British writer Mick Herron, best known for his Slough House series beginning with Slow Horses, has been awarded the Crime Writers’ Association (CWA) Diamond Dagger award for lifetime contribution to crime writing.
“To receive this accolade from these friends and colleagues is a career highlight and a personal joy,” said Herron. “I’m touched and thrilled beyond measure, and will try to live up to the honour.”
Born in Newcastle, Herron studied English at Oxford, where he still lives. He began writing fiction while working as a sub-editor in London, finding the time to write about 350 words a day. His first novel, Down Cemetery Road, was published in 2003 and is the first of four books in his Zoë Boehm series. It will be adapted for television by Apple TV+ starring Emma Thompson and Ruth Wilson.
In 2010, he published Slow Horses, which follows a group of disgraced MI5 agents. Further Slough House novels include Dead Lions, Real Tigers and Spook Street, with the most recent being Bad Actors, published in 2022. The same year, the first series of the television adaptation of Slow Horses premiered on Apple TV+, starring Gary Oldman as Jackson Lamb. Three further seasons have since been released, with two more in the works.

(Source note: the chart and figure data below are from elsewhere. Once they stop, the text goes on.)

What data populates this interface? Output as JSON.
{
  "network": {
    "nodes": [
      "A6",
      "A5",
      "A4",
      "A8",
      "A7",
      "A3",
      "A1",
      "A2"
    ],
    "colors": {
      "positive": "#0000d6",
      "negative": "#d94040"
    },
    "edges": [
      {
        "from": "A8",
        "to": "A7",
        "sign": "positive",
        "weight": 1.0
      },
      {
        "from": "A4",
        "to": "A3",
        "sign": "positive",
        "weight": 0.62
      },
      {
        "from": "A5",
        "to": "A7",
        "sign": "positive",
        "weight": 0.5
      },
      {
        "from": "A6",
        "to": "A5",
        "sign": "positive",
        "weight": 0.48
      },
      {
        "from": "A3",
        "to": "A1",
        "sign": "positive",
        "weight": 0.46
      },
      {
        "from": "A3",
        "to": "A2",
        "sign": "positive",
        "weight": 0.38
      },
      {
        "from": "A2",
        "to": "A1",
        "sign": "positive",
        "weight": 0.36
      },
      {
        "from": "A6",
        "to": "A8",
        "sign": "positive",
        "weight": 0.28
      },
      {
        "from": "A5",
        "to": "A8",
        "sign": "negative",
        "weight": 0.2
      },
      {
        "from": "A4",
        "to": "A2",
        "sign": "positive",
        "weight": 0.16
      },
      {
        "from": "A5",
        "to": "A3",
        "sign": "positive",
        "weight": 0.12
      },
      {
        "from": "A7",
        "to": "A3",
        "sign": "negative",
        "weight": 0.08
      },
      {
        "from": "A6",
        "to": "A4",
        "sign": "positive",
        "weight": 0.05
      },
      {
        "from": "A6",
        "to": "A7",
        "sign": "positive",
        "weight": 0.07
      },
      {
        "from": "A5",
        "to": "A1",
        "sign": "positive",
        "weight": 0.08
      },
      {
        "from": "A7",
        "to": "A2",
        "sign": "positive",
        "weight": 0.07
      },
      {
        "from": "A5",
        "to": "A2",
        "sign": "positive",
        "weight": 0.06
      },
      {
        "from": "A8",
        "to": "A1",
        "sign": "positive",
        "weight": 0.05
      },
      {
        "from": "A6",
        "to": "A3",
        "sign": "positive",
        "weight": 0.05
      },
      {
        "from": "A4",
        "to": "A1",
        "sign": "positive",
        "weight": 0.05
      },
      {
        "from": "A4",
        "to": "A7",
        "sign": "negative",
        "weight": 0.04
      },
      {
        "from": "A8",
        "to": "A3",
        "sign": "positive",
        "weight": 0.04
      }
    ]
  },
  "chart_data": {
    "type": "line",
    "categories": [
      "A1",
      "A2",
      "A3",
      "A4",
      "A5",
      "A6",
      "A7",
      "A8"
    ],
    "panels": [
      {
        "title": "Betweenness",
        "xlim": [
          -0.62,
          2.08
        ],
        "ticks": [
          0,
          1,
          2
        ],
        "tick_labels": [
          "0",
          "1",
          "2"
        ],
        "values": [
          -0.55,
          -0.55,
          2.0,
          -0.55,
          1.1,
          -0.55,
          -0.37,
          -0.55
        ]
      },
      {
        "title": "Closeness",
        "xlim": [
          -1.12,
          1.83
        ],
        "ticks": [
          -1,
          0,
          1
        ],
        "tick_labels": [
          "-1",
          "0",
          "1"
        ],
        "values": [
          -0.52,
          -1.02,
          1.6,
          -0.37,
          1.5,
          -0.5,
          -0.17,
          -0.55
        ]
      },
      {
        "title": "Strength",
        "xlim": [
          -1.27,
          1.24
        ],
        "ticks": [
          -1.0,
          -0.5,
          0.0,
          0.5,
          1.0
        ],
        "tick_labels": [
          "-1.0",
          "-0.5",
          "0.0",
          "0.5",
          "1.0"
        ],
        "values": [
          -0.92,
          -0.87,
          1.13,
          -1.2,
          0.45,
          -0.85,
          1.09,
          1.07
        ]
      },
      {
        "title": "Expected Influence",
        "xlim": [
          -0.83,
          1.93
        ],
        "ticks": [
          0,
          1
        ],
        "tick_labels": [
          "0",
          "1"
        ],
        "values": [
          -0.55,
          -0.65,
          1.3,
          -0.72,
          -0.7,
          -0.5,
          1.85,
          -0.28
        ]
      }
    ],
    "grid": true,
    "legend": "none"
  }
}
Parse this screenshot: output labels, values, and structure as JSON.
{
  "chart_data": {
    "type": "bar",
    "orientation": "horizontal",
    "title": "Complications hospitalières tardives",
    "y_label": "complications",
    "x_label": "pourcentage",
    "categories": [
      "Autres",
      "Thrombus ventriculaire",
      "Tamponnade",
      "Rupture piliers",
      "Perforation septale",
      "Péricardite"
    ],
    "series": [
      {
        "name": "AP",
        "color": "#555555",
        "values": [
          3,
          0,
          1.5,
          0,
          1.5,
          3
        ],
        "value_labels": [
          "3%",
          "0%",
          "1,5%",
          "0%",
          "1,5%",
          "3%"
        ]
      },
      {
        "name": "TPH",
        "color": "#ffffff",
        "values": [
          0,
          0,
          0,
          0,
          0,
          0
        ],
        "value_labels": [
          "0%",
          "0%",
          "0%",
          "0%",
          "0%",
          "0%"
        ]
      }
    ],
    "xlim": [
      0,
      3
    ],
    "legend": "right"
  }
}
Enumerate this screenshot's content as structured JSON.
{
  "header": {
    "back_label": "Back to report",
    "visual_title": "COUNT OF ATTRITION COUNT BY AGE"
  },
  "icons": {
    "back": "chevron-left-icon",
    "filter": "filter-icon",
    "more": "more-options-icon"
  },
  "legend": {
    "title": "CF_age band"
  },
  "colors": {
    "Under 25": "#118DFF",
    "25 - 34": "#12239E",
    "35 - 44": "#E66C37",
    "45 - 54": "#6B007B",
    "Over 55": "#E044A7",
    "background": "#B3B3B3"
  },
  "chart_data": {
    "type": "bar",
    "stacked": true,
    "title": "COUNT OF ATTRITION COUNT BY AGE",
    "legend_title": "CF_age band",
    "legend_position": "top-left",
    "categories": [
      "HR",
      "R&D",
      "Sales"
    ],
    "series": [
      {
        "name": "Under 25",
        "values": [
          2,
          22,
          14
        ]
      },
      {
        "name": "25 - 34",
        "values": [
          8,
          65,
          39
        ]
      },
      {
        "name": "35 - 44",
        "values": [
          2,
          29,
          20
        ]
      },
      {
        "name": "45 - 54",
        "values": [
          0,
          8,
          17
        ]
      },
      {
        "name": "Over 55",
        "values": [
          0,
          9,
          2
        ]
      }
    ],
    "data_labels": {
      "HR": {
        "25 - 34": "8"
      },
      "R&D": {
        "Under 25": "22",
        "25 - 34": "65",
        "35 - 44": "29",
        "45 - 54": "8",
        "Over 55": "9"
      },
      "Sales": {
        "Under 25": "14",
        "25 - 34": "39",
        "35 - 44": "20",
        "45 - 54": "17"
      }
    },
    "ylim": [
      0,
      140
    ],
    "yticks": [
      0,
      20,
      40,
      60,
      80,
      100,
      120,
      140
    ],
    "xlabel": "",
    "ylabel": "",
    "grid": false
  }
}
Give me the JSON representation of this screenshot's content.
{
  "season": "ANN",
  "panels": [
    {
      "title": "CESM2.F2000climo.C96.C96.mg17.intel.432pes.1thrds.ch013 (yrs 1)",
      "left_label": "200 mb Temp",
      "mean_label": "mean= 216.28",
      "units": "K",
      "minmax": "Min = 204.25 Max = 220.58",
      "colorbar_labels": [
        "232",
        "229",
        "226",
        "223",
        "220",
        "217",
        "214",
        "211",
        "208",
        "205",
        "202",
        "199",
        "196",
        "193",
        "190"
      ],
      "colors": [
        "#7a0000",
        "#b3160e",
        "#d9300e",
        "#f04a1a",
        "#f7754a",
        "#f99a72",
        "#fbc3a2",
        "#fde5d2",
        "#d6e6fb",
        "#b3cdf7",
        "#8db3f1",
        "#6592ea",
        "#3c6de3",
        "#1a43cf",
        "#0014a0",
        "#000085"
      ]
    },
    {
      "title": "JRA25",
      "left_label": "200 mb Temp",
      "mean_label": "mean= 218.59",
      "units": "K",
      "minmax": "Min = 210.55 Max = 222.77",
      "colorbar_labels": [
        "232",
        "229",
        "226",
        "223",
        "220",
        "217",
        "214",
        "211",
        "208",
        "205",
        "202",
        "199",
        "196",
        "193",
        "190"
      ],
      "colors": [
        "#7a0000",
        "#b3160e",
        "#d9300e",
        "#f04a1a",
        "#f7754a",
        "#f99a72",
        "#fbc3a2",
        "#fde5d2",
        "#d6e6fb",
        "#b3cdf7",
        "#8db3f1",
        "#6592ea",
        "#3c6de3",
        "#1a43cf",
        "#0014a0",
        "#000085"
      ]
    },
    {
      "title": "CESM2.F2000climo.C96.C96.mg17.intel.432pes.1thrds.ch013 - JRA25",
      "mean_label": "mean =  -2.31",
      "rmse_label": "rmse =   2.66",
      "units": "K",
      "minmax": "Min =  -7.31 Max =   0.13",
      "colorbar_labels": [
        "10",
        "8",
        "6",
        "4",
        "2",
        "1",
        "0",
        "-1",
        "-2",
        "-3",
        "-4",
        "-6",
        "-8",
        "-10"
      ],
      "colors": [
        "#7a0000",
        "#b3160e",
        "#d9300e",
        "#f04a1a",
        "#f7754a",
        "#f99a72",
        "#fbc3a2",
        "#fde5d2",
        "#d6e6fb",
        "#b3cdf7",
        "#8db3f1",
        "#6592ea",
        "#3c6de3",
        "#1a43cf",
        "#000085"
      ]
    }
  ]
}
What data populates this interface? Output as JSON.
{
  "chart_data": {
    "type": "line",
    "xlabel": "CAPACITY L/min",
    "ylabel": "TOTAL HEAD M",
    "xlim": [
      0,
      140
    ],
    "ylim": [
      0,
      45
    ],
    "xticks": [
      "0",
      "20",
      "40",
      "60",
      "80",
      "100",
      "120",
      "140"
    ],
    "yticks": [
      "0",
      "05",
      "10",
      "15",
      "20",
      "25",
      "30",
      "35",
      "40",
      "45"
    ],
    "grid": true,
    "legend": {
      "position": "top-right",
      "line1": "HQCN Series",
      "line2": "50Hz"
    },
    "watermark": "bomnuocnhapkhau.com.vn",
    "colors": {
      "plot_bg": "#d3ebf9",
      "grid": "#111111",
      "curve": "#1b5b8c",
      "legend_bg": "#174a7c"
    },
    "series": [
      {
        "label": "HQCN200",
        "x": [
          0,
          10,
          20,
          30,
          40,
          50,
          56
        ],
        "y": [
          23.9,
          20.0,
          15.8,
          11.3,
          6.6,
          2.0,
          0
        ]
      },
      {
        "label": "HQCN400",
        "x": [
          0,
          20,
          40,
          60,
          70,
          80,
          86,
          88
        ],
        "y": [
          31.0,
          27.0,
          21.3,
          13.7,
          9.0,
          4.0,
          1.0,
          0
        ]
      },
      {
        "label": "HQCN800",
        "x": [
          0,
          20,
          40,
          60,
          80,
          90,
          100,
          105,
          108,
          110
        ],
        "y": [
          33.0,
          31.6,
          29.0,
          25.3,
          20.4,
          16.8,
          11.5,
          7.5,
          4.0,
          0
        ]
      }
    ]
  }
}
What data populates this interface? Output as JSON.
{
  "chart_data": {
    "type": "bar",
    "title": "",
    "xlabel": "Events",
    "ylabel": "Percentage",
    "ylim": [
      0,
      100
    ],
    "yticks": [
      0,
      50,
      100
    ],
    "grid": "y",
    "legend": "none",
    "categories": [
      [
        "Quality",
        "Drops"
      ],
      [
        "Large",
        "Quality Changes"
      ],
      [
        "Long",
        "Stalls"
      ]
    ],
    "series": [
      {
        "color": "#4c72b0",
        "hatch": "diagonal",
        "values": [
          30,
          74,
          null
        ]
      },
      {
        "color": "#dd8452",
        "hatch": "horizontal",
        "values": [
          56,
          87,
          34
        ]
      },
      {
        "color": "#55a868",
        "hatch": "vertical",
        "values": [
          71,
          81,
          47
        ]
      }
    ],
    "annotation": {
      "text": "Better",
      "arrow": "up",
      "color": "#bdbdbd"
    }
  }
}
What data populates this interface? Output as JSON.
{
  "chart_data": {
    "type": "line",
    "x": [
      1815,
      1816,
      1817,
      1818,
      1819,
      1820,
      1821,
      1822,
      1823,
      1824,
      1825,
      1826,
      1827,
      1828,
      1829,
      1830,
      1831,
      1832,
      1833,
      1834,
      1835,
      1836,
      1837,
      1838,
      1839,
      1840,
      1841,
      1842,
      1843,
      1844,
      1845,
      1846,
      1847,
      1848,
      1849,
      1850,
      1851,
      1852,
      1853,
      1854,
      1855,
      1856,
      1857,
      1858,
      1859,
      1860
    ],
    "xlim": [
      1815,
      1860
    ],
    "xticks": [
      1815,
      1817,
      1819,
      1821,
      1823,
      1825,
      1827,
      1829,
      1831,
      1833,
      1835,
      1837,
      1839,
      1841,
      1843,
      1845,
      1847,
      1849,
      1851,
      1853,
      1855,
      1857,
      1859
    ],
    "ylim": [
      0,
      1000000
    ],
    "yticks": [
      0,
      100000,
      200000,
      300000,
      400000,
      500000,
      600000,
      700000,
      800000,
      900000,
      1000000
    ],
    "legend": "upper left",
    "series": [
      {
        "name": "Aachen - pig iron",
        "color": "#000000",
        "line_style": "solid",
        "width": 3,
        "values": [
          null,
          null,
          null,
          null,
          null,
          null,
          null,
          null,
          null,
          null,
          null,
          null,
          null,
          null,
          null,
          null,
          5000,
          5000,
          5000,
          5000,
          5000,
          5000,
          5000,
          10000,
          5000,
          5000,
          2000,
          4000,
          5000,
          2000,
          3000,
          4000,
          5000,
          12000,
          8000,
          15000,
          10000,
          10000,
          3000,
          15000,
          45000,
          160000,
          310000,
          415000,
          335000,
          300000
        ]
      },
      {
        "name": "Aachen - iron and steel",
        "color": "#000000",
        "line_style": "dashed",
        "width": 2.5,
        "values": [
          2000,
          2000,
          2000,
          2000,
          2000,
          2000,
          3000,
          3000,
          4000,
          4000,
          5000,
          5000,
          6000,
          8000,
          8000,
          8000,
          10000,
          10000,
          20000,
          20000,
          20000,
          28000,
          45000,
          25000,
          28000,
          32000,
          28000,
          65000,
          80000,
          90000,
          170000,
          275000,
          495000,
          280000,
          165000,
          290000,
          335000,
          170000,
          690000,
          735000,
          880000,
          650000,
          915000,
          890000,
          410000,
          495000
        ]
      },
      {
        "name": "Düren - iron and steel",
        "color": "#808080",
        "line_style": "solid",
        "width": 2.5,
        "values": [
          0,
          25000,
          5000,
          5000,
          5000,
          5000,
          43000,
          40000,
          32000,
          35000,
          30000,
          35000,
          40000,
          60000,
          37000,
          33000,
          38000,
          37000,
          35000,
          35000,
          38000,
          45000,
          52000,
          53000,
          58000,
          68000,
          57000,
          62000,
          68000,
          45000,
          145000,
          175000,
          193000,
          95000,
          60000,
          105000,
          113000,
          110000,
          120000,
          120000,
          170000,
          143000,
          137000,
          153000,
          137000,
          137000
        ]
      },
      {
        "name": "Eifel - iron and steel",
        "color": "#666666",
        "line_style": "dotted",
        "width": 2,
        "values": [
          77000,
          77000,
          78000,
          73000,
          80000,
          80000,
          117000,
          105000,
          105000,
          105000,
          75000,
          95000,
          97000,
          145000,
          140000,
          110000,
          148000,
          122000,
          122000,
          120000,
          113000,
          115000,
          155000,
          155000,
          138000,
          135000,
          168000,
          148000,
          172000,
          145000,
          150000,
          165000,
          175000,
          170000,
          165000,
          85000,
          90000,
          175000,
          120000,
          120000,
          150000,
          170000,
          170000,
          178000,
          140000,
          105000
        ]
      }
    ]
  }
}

Two books in the Slough House series have previously been recognised by the CWA: Dead Lions won the Gold Dagger in 2013, while Spook Street won the Ian Fleming Steel Dagger in 2017. Herron has also published several standalone novels, including Reconstruction, Nobody Walks and, most recently, The Secret Hours.
“I am delighted that the Diamond Dagger judges have picked Mick as their recipient this year,” said CWA chair Vaseem Khan. “Few could be more deserving. Mick is the quintessential writers’ writer and his Slough House novels have, by general consensus, reinvented the spy thriller, going on to delight millions on the page and on screen. The Diamond Dagger is a fitting tribute to a writer whose work has become cultural marker and record of our time.”
CWA members make nominations for the Diamond Dagger, which are then narrowed down to a shortlist by industry experts before being voted on by a panel of past winners.
Past recipients include John le Carré, Ruth Rendell, Val McDermid, Ian Rankin and PD James. Last year, Lynda La Plante and James Lee Burke shared the award.